Researchers switch emotion linked to memory

Recalling an emotional experience, even years later, can bring back the same intense feelings. Researchers from the RIKEN-MIT Center for Neural Circuit Genetics revealed the brain pathway that links external events to the internal emotional state, forming one memory by engaging different brain areas. The study published in the journal Nature, also demonstrates that the positive or negative emotional valence of memory can be reversed during later memory recall.

The research team, led by Dr. Susumu Tonegawa, was interested in how brain structures like the hippocampus and the amygdala collaborate to form memories. In particular, they wanted to know whether the emotional valence—which describes the attractiveness or averseness of an emotion as positive or negative, and is thought of as an internal state of a person—is stored in the same place in the brain as the memory of an event that caused the emotion.

"Both the hippocampus and the amygdala are considered critical for memory formation. We wanted to know whether the memory engram was free to associate with positive or negative valences or whether it was fixed with respect to emotion," said Roger Redondo, who along with Joshua Kim is co-first author of this study. "We also wanted to know at what point in the circuit the valence is assigned to the engram, in the hippocampus or the amygdala."

In the experiment, mice were placed in a novel chamber and some were given a mild foot shock, while others were allowed to socialize with a female mouse, forming either a fear or a rewarding memory. The researchers were able to genetically label neurons that were active during the formation of either memory. The same neurons were then activated using optogenetics—a technique that harnesses light-sensing machinery from microbial organisms to precisely control activity of specific brain cells using pulses of light. Depending on the valence of the initial experience, the researchers could judge from the mouse's behavior whether the activated memory was a fearful or a rewarding one by whether the mice avoided or were attracted to a particular location in the chamber where the memory neurons were optogenetically activated.

"If our technology drives memory engrams, it should work independently of whether the valence is negative or positive," explained Dr. Redondo. "We wanted to show that the memory reactivation was not restricted to fear memories, as we had used in the past."
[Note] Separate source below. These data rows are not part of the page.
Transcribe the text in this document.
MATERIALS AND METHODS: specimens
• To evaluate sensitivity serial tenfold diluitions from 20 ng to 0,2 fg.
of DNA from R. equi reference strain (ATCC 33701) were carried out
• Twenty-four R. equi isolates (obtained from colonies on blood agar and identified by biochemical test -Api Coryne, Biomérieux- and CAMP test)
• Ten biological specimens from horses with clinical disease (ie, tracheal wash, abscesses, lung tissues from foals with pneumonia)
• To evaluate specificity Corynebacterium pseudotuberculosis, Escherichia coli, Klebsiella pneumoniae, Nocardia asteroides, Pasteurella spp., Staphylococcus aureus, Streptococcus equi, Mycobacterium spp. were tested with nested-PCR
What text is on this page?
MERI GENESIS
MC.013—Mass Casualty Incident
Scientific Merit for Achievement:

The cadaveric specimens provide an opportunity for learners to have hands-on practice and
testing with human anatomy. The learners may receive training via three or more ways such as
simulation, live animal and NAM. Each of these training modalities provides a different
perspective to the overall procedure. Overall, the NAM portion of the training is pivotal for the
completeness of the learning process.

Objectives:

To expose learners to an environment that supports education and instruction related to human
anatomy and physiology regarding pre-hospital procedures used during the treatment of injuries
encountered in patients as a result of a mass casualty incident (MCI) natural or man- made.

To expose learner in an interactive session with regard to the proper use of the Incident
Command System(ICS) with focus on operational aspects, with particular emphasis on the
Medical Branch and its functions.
To address the question of where in the brain the memory of an event and its emotional valence are stored, the researchers attempted to switch the valence of memories in mice from negative to positive and vice versa. The mice were given a new experience of the opposite valence while the researchers simultaneously activated the original memory in either the hippocampus or the amygdala. As a result, the memory engram stored in the hippocampus could change its valence. Mice who originally received foot shocks no longer showed fear when recalling that experience. Conversely, mice that originally socialized with a female now showed fear. The valence of the memory engram in the amygdala, on the other hand, could not be altered.

The researchers concluded that the hippocampal memory was neutral and could freely associate with either positive or negative emotions, while the amygdala is hard-wired for either negative or positive experiences. This study reveals an unanticipated flexibility in brain circuits during memory formation for emotional events. The findings may help explain the success of behavioral therapy for people with phobias or PTSD, and suggests the possibility of developing novel treatments for these and other disorders affecting emotions, such as depression, through manipulation of hippocampal memory cells.

Reference

• Roger L Redondo, Joshua Kim, Autumn L Arons, Steve Ramirez, Xu Liu, Susumu Tonegawa. "Bidirectional reversal of the valence associated with the hippocampal memory engram." Nature, 2014, doi:10.1038/nature13725.

Contact

Roger L. Redondo

RIKEN-MIT Center for Neural Circuit Genetics (CNCG)
RIKEN Brain Science Institute

Jens Wilkinson
RIKEN Global Relations and Research Coordination Office
Tel: +81-(0)48-462-1225 / Fax: +81-(0)48-463-3687
Email: pr@riken.jp

The two brain areas studied (hippocampus and amygdala)

The two areas were injected with a virus carrying the gene for the light-inducible protein.

Summary of one of the main findings

In the fear to reward experiment, Step 1 involves labeling the neurons in the hippocampus that were active during the formation of a fear memory. Step 2: Activating those neurons with blue laser light produces an aversive response, causing the animal to leave the zone of the test arena where the laser comes on. In Step 3, the same neurons are reactivated while the test mouse spends time interacting with two female mice (a reward experience). In Step 4, again the same neurons are activated but this time the test mouse increases the time that it spends in the zone of the test arena where the laser comes on.